Figure 2 The prognostic and diagnostic value of HSPA4 in CMM. (A and B) The TCGA database exhibits Kaplan-Meier plots for overall survival (A) and disease-specific survival (B) comparing high-expression and low-expression groups of HSPA4. (C and D) The GEO database exhibits Kaplan-Meier plots for overall survival (C) and disease-specific survival (D) comparing high-expression and low-expression groups of HSPA4. (E) The ROC curve demonstrates the ability of HSPA4 to differentiate CMM tumor tissues from normal tissues. (F) Nomogram shows the relationship between HSPA4 levels and the predictive survival rates of CMM patients at 1-, 3-, and 5-years with relevant clinical factors.

HSPA4 Knockdown Inhibited the Malignant Behaviors

The results of qRT-PCR revealed that the specific siRNA obviously decreased HSPA4 expression level (Figure 1E). After siRNA interference of HSPA4 expression in A-375 cells, the cell proliferation was evaluated at 1, 2, 3, and 4 days. It was observed that the HSPA4 knockdown group had slower tumor cell proliferation compared to the control group. Specifically, on the 4th day, there was a significant decrease in cell proliferation with statistical significance (P <0.05) (Figure 1F).
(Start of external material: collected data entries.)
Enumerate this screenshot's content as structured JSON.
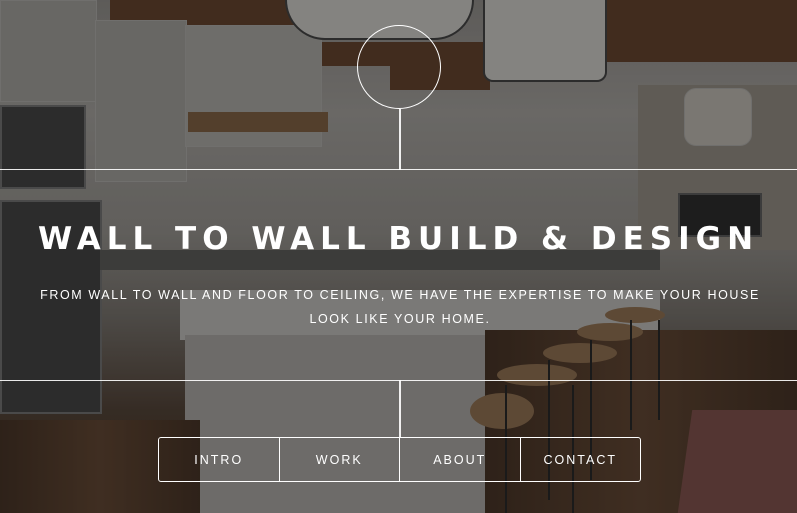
{
  "hero": {
    "title": "WALL TO WALL BUILD & DESIGN",
    "subtitle": "FROM WALL TO WALL AND FLOOR TO CEILING, WE HAVE THE EXPERTISE TO MAKE YOUR HOUSE LOOK LIKE YOUR HOME."
  },
  "nav": {
    "items": [
      {
        "label": "INTRO"
      },
      {
        "label": "WORK"
      },
      {
        "label": "ABOUT"
      },
      {
        "label": "CONTACT"
      }
    ]
  },
  "colors": {
    "text": "#ffffff",
    "lines": "#ffffff"
  }
}
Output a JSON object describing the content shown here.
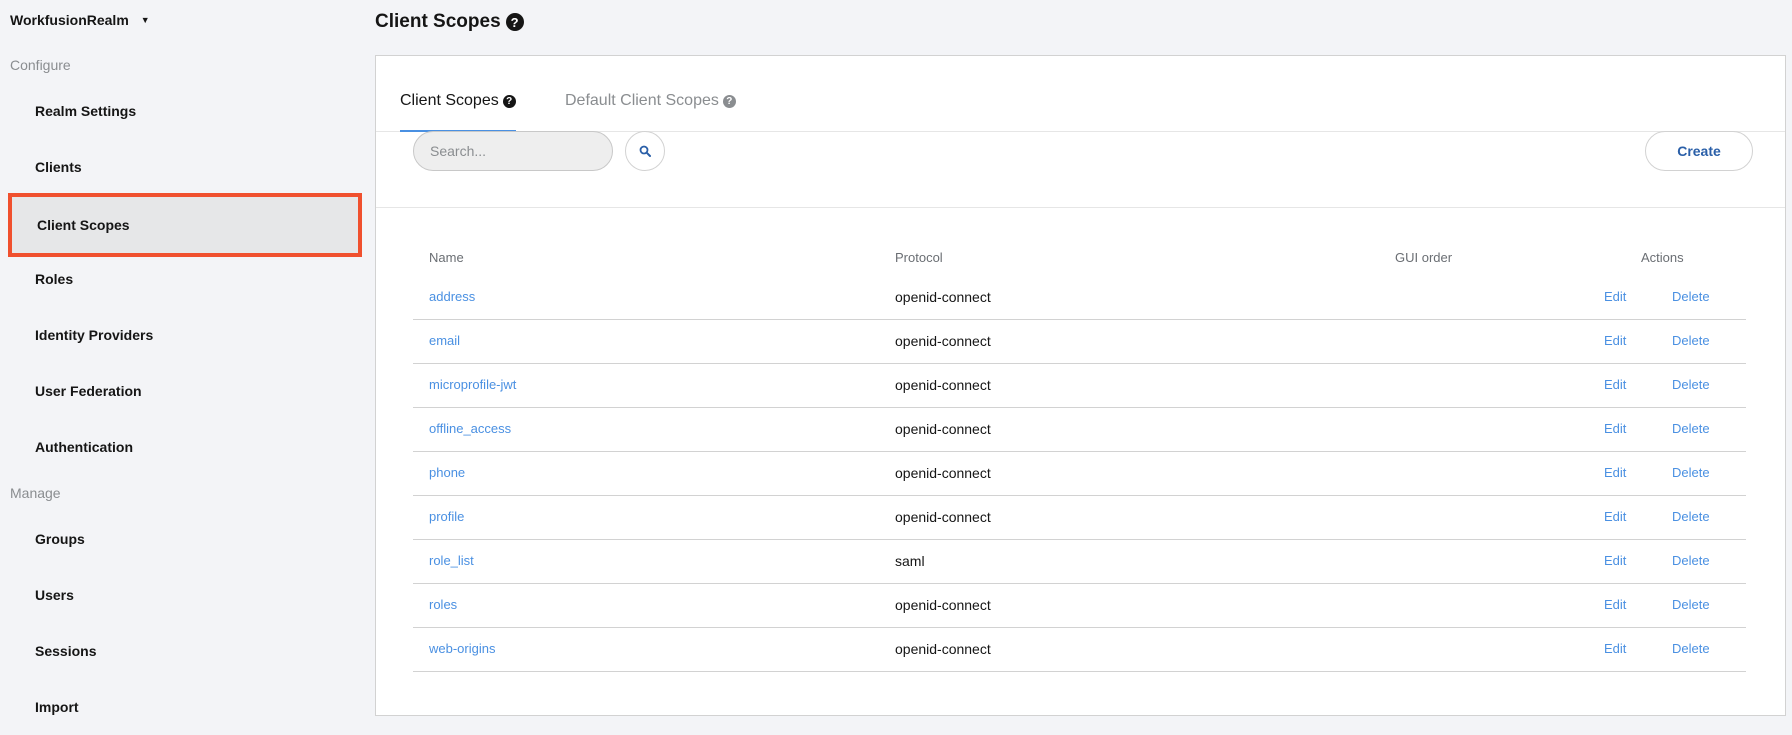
{
  "sidebar": {
    "realm": "WorkfusionRealm",
    "configure_label": "Configure",
    "manage_label": "Manage",
    "configure_items": [
      {
        "label": "Realm Settings"
      },
      {
        "label": "Clients"
      },
      {
        "label": "Client Scopes"
      },
      {
        "label": "Roles"
      },
      {
        "label": "Identity Providers"
      },
      {
        "label": "User Federation"
      },
      {
        "label": "Authentication"
      }
    ],
    "manage_items": [
      {
        "label": "Groups"
      },
      {
        "label": "Users"
      },
      {
        "label": "Sessions"
      },
      {
        "label": "Import"
      }
    ],
    "active_item": "Client Scopes",
    "highlight_color": "#f0502e"
  },
  "header": {
    "title": "Client Scopes"
  },
  "tabs": [
    {
      "label": "Client Scopes",
      "active": true
    },
    {
      "label": "Default Client Scopes",
      "active": false
    }
  ],
  "toolbar": {
    "search_placeholder": "Search...",
    "create_label": "Create"
  },
  "table": {
    "columns": [
      "Name",
      "Protocol",
      "GUI order",
      "Actions"
    ],
    "rows": [
      {
        "name": "address",
        "protocol": "openid-connect",
        "gui_order": "",
        "edit": "Edit",
        "delete": "Delete"
      },
      {
        "name": "email",
        "protocol": "openid-connect",
        "gui_order": "",
        "edit": "Edit",
        "delete": "Delete"
      },
      {
        "name": "microprofile-jwt",
        "protocol": "openid-connect",
        "gui_order": "",
        "edit": "Edit",
        "delete": "Delete"
      },
      {
        "name": "offline_access",
        "protocol": "openid-connect",
        "gui_order": "",
        "edit": "Edit",
        "delete": "Delete"
      },
      {
        "name": "phone",
        "protocol": "openid-connect",
        "gui_order": "",
        "edit": "Edit",
        "delete": "Delete"
      },
      {
        "name": "profile",
        "protocol": "openid-connect",
        "gui_order": "",
        "edit": "Edit",
        "delete": "Delete"
      },
      {
        "name": "role_list",
        "protocol": "saml",
        "gui_order": "",
        "edit": "Edit",
        "delete": "Delete"
      },
      {
        "name": "roles",
        "protocol": "openid-connect",
        "gui_order": "",
        "edit": "Edit",
        "delete": "Delete"
      },
      {
        "name": "web-origins",
        "protocol": "openid-connect",
        "gui_order": "",
        "edit": "Edit",
        "delete": "Delete"
      }
    ]
  },
  "colors": {
    "link": "#4a90e2",
    "create_text": "#2a5fa8"
  },
  "icons": {
    "search": "search-icon",
    "help": "help-circle-icon",
    "caret": "caret-down-icon"
  }
}
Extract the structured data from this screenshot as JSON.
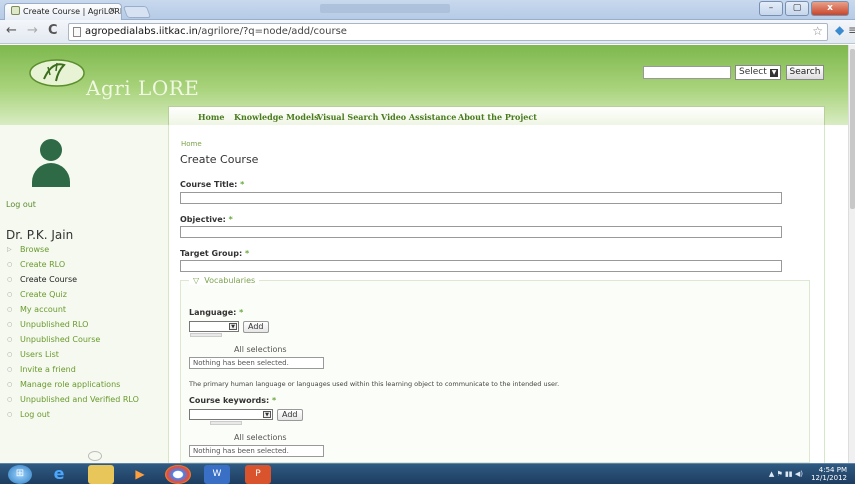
{
  "browser": {
    "tab_title": "Create Course | AgriLORE",
    "tab_close": "×",
    "url_domain": "agropedialabs.iitkac.in",
    "url_path": "/agrilore/?q=node/add/course",
    "nav_back": "←",
    "nav_forward": "→",
    "nav_reload": "C",
    "window_controls": [
      "–",
      "▢",
      "x"
    ]
  },
  "site": {
    "logo_text": "Agri LORE",
    "search": {
      "select_label": "Select",
      "button_label": "Search"
    },
    "nav": [
      "Home",
      "Knowledge Models",
      "Visual Search",
      "Video Assistance",
      "About the Project"
    ]
  },
  "sidebar": {
    "logout_top": "Log out",
    "user_name": "Dr. P.K. Jain",
    "items": [
      "Browse",
      "Create RLO",
      "Create Course",
      "Create Quiz",
      "My account",
      "Unpublished RLO",
      "Unpublished Course",
      "Users List",
      "Invite a friend",
      "Manage role applications",
      "Unpublished and Verified RLO",
      "Log out"
    ],
    "active_item": "Create Course"
  },
  "form": {
    "breadcrumb": "Home",
    "title": "Create Course",
    "required_mark": "*",
    "course_title_label": "Course Title:",
    "objective_label": "Objective:",
    "target_group_label": "Target Group:",
    "vocabularies_legend": "Vocabularies",
    "legend_toggle": "▽",
    "language_label": "Language:",
    "keywords_label": "Course keywords:",
    "add_label": "Add",
    "all_selections": "All selections",
    "nothing_selected": "Nothing has been selected.",
    "language_description": "The primary human language or languages used within this learning object to communicate to the intended user."
  },
  "taskbar": {
    "time": "4:54 PM",
    "date": "12/1/2012",
    "tray_icons": "▲ ⚑ ▮▮ ◀)"
  }
}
The Diagnosis and Prognostic Value of HSPA4 Expression in CMM Patients

According to the Kaplan-Meier survival curves, the high-expression group of HSPA4 in CMM showed worse overall survival (OS, P = 0.006, Figure 2A) and disease-specific survival (DSS, P = 0.035, Figure 2B) compared to the low-expression group, indicating a significant association between high expression of HSPA4 and poor prognosis in CMM. These findings were also confirmed in the validation dataset GSE65094, where CMM cases with high expression of HSPA4 exhibited worse OS (P = 0.004, Figure 2C) and DSS (P = 0.007, Figure 2D) compared to the low-expression group, with significant differences (grouping based on minimizing p-values). The diagnostic value of HSPA4 in CMM was assess with receiver operating characteristic (ROC) curves and shows that HSPA4 has good accuracy and sensitivity in distinguishing tumor tissue from normal tissue in CMM (AUC = 0.812, Figure 2E). We also utilized a forest plot (Figure 2F) to demonstrate how HSPA4 levels predict the 1-, 3-, and 5-year survival rates in CMM patients.
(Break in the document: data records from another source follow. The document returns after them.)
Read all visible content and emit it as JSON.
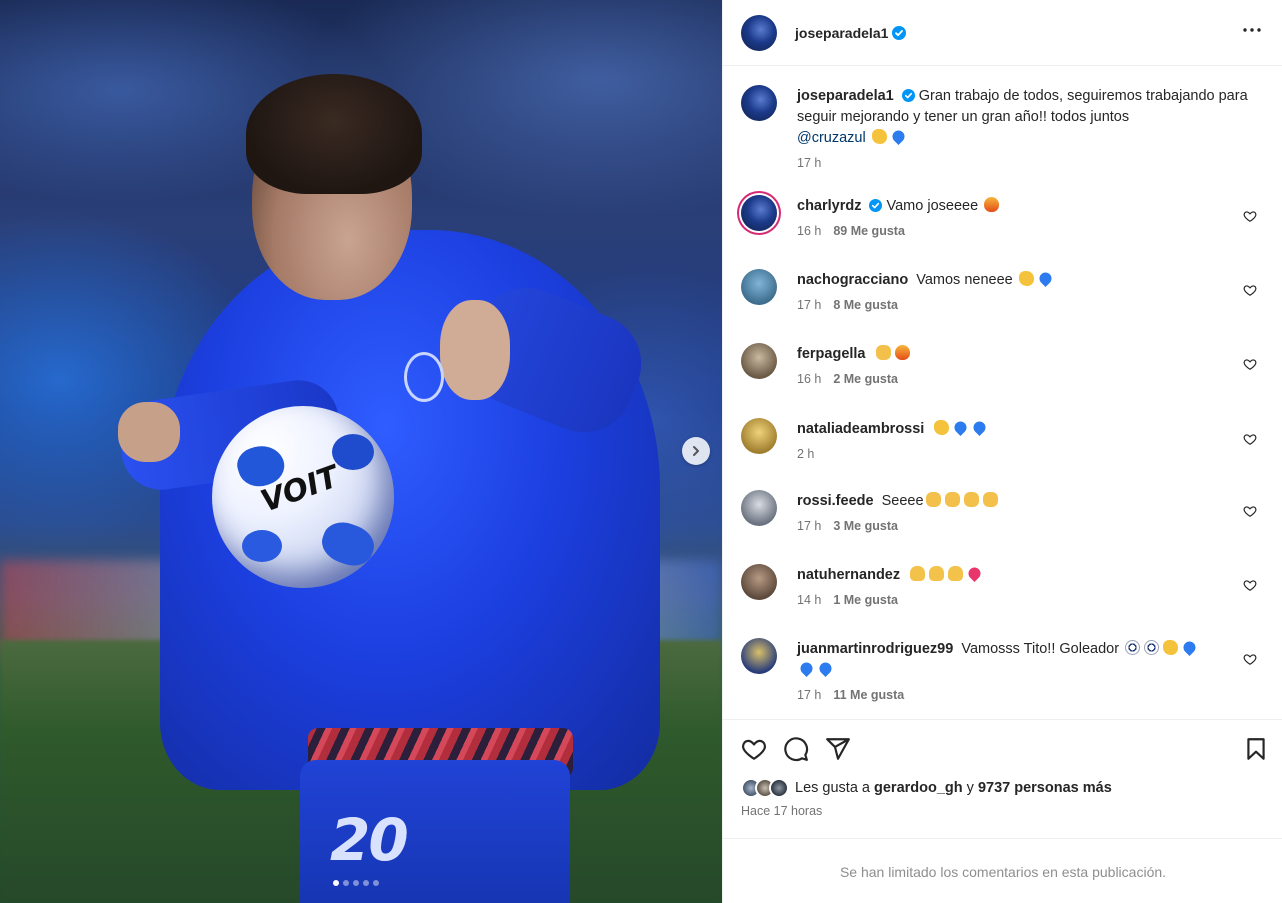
{
  "post": {
    "author": "joseparadela1",
    "more_icon": "more-horizontal-icon",
    "caption_text": "Gran trabajo de todos, seguiremos trabajando para seguir mejorando y tener un gran año!! todos juntos",
    "caption_mention": "@cruzazul",
    "caption_time": "17 h",
    "media_carousel": {
      "slides": 5,
      "current": 1
    }
  },
  "comments": [
    {
      "user": "charlyrdz",
      "verified": true,
      "text": "Vamo joseeee",
      "time": "16 h",
      "likes": "89 Me gusta"
    },
    {
      "user": "nachogracciano",
      "verified": false,
      "text": "Vamos neneee",
      "time": "17 h",
      "likes": "8 Me gusta"
    },
    {
      "user": "ferpagella",
      "verified": false,
      "text": "",
      "time": "16 h",
      "likes": "2 Me gusta"
    },
    {
      "user": "nataliadeambrossi",
      "verified": false,
      "text": "",
      "time": "2 h",
      "likes": ""
    },
    {
      "user": "rossi.feede",
      "verified": false,
      "text": "Seeee",
      "time": "17 h",
      "likes": "3 Me gusta"
    },
    {
      "user": "natuhernandez",
      "verified": false,
      "text": "",
      "time": "14 h",
      "likes": "1 Me gusta"
    },
    {
      "user": "juanmartinrodriguez99",
      "verified": false,
      "text": "Vamosss Tito!! Goleador",
      "time": "17 h",
      "likes": "11 Me gusta"
    }
  ],
  "actions": {
    "like_icon": "heart-icon",
    "comment_icon": "comment-icon",
    "share_icon": "send-icon",
    "save_icon": "bookmark-icon"
  },
  "likes_summary": {
    "prefix": "Les gusta a",
    "user": "gerardoo_gh",
    "joiner": "y",
    "others": "9737 personas más"
  },
  "posted_ago": "Hace 17 horas",
  "comments_limited": "Se han limitado los comentarios en esta publicación.",
  "colors": {
    "verified": "#0095f6",
    "mention": "#00376b",
    "muted": "#737373",
    "border": "#efefef"
  }
}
Genetic Alteration of HSPA4 in Patients with CMM

To investigate the genetic alterations of HSPA4 in melanoma, we analyzed HSPA4 gene alterations in 622 CMM patients. The results showed that HSPA4 gene alterations were observed in 3% of the patients with CMM (Figure 3A). The alteration frequencies ranged from 9.38% (6/64) to 2.48% (11/444) (Figure 3B). Kaplan-Meier analysis and Log rank test indicated no significant differences in OS (P = 0.0906, Figure 3C) and DSS (P = 0.197, Figure 3D) between the group with HSPA4 gene alterations and the group without alterations.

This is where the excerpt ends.